Wonderland, one of the facilities Lohan attended, costs $40,000 a month and offers special services for clients in the entertainment industry, such as a sober escort to a film set.
Samuels, a recovering addict, argues that the extras help get reluctant patients in the door. The perks ensure that "the addict or alcoholic doesn't have an excuse not to come into treatment," he said.
The Betty Ford Center, started by the former first lady, has a stricter reputation as a rehab facility, but it has famously attracted its fair share of celebrities over the years, from Liz Taylor to Keith Urban.
There, celebrities pointedly get the same treatment as anyone else, including daily chores like cleaning the bathroom.
"They're distraught and frightened and very sick," Betty Ford said in a 2002 interview with ABC News' Elizabeth Vargas. "And then, weeks later, I see them and they have a smile on their face."
Many experts say that bells and whistles aren't necessarily a detriment if the center's treatment program is a good one.
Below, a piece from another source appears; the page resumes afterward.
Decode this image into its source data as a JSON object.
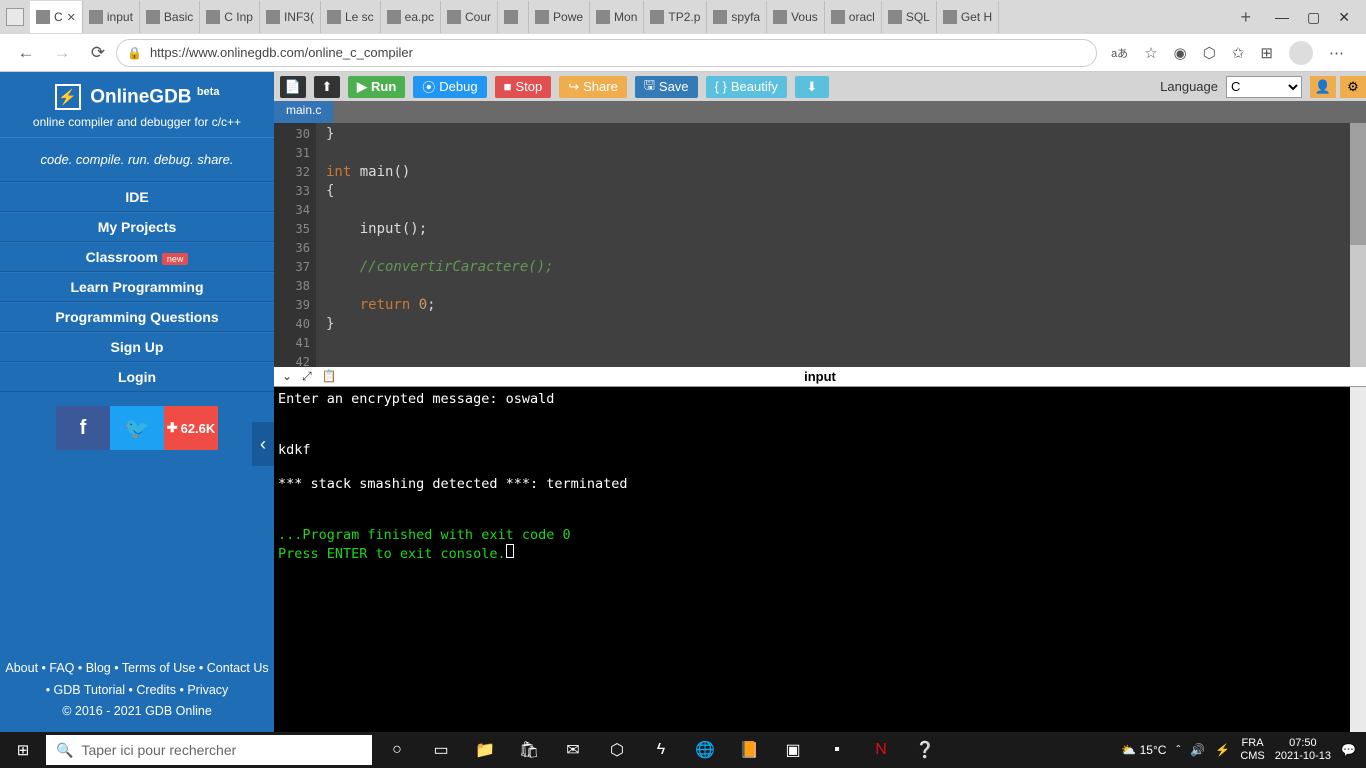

"A treatment can be good if it has amenities or if it doesn't have amenities," said Jon Morgenstern, the vice president of the National Center on Addiction at Columbia University. "My concern about all those amenities is, if so much attention is being paid to those amenities how much attention is being paid to treatment?"
William Cope Moyers, an addiction treatment specialist and vice president of the Hazelden Foundation, said it's the addict, not the facility, that determines whether or not a treatment will be successful.